Nenhum deles se arrepende do que tiveram que fazer para manter ainda mais viva a admiração pela trama. Os pais, de vez em quando soltam uma piadinha ou uma leve crítica, mas eles não se intimidam. ´Minha mãe ás vezes diz que eu estou enricando a J.K´, conta entre risos Clyssia. ´E o meu, quando soube da matéria disse assim: ´Outro filme do Harry Potter? Meu filho, quantos anos a Débora tem?´´, lembra Daniel Rocha.

Epidemia

E, bem que pai e mãe pode até reclamar, de vez em quando, mas apoiam a paixão dos filhos. No caso de Victor, a mãe e a irmã acabaram se viciando, por tabela, pelos livros e filmes potterianos. ´Minha mãe assiste, vai até às estréias. Ela gostou tanto que, na monografia do curso de psicologia, usou o Harry Potter e os fãs como seu tema´, relata.

Expectativa para o filme

E por falar em estréia, todos os amigos estão com ingresso na mão. Na quarta-feira, à meia-noite, o grupo se reúne aos demais fãs para conferirem a sexta aventura de Harry Potter. O ritual é sempre o mesmo: comprar as entradas com antecedência, preparar a fantasia nova, reler o livro e combinar com os amigos.

E pode esperar que ainda virão muitas sessões. ´A primeira é mais para a gente curtir a novidade. A partir da segunda é que o fã vai mesmo analisar os outros aspectos cinematográficos e até mesmo de fidelidade à obra´, reconhece Victor.

Daniel Rocha ressalta que os fãs estão ávidos pela produção, já que há dois anos não é lançado um filme da franquia. ´E a estréia foi adiada. Além disso, o filme é muito importante por ser o preparatório para o desfecho´.

A proximidade do fim da trajetória do jovem bruxo não entristece o grupo.
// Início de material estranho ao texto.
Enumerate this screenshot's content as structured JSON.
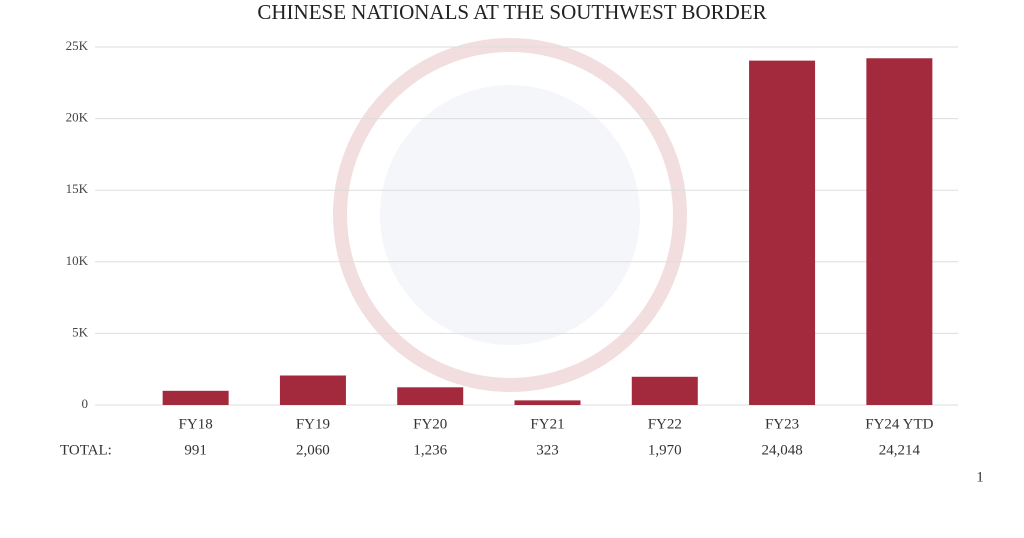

Todos são enfáticos em dizer que os filmes entraram para o hall das grandes obras cinematográficas. ´É um clássico que vai ultrapassar gerações. Tenho certeza que se equipara ao Star Wars´, defende Daniel Rocha.

Clícia reforça o coro e acrescenta que Howling manteve-se fiel ao planejamento inicial de uma série de sete livros. ´Para nós o importante é que termine bem, sem enrolações só para conquistar mais dinheiro. Isso é o que nos alenta´.

Atualizações na rede

Tanta seriedade em relação aos rumos da história fez com que os amigos Daniel Mählmann e Daniel Rocha trabalhassem nos dois maiores sites sobre Harry Potter. O primeiro posta notícias, ajuda na publicidade, traduz legendas e cenas para o Potterish.com e o segundo exerce as mesmas atividades para o Oclumencia.com.br.

Como os sites são voltados para os fãs e não existe interesse econômico, se mantém com atualizações em ritmo acelerado através do trabalho de voluntários como os dois xarás do intérprete de seu ídolo. fazem questão de fazer o melhor.

´É uma honrar trabalhar nisso. A gente tem a sensação de estar ajudando. O legal é que não existe o interesse de manter só pra si uma informação. Existe uma união muito grande entre os fãs e a vontade de compartilhar tudo. Tanto que, mesmo sendo concorrentes, nos mantemos amigos e estaremos na pré-estréia fazendo a cobertura juntos´, explica Mählmann.